The conversation had in the media would have you believe that all public health care customers are very unsatisfied with the service quality. It is true that waiting periods are often long and reserving an appointment isn’t always easy, but surprisingly, public health care customers are a lot more satisfied than is commonly assumed.

According to our experience, many health centers and hospitals are afraid to find out what their customers think about their services. The staff has a firm preconception that the feedback will be terrible without exception and the occasionally received thank-you’s are just an unsignificant anecdote among angry or at least disappointed crowd.

Higher customer satisfaction level than at indoor amusement parks

Fortunately, we don’t have to trust our prejudices because there is factual data.

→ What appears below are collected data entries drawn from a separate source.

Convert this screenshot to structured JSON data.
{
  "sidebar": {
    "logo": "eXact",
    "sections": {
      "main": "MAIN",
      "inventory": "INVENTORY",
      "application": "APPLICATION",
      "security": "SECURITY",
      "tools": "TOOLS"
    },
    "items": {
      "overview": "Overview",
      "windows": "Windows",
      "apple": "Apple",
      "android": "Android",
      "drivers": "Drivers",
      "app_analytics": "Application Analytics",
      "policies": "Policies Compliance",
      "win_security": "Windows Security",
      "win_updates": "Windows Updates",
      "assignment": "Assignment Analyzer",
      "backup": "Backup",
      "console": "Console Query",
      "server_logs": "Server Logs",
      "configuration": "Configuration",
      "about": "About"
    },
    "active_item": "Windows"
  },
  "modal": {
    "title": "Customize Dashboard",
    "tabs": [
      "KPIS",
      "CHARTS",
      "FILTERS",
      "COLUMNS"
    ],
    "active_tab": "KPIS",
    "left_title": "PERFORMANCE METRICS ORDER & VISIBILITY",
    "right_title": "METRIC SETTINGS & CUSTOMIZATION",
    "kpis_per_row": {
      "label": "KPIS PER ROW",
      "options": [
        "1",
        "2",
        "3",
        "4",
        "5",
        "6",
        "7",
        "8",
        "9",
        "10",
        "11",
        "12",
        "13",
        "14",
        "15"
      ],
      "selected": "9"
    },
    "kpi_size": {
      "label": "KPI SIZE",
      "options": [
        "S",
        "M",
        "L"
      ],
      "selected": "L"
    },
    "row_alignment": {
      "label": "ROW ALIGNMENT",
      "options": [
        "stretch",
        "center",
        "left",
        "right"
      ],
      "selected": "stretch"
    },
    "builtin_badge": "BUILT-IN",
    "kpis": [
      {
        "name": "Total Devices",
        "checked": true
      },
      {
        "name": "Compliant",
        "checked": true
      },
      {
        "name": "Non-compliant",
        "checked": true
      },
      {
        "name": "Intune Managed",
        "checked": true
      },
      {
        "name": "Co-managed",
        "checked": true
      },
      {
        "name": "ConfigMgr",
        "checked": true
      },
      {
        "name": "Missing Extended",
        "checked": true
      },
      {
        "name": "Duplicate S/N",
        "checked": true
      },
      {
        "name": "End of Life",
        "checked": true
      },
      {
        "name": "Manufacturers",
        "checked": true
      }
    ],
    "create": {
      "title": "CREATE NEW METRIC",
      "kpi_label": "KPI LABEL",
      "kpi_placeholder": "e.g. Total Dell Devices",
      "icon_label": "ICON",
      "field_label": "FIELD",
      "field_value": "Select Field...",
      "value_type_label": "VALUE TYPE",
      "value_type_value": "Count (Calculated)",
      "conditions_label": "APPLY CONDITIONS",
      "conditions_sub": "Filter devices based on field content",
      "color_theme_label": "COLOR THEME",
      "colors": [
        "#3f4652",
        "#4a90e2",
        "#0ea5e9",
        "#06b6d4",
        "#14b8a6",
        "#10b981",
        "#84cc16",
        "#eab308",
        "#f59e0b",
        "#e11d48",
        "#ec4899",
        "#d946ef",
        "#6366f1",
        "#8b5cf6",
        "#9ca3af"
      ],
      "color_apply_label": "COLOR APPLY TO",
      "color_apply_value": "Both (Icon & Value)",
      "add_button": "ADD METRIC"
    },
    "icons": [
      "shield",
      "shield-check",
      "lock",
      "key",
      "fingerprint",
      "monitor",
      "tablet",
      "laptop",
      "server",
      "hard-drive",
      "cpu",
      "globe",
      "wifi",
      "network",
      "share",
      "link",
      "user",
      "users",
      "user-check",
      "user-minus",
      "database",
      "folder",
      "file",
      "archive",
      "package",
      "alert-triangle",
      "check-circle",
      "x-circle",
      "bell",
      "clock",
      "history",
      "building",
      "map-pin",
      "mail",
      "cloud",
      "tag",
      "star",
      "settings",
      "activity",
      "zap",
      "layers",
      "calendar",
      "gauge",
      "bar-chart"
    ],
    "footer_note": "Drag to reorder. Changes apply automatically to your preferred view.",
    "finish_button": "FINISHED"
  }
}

It has been a complete surprise to many health centers and hospitals when the feedback has been good and customers have been grateful. On average, the health care customers are very content: NPS in the whole of Finland based on over 150 municipalities is more than 60, in some units well over 70, which is excellent. In fact, the number is higher than at many indoor amusement parks!

It is worth noting that the data collected by Roidu devices is fresh and based on broad sampling. For example, in Vaasa as much as half of the customers that used the health services left feedback on their way out. The results are specifically based on those people’s answers that have just used the service and not on those that complain on social media about their experience a year ago. Thus, the feedback received is more accurate and recent – and therefore more valuable than feedback received any other way.

Customer satisfaction measures municipality’s success in their work

Also, it’s worth keeping in mind for whom the health services are being produced and why. Customer satisfaction is an indicator of how well the municipality is serving its own citizens, the tax payers. The planning chief of Tampere city, Timo Tuurala summarises the matter well:

“The findings provided by the feedback devices remind us why we come to work every day.”

Patient satisfaction is an essential part of service production and customer feedback is the central part of their development. To find out how well your municipality is doing, you just have to ask.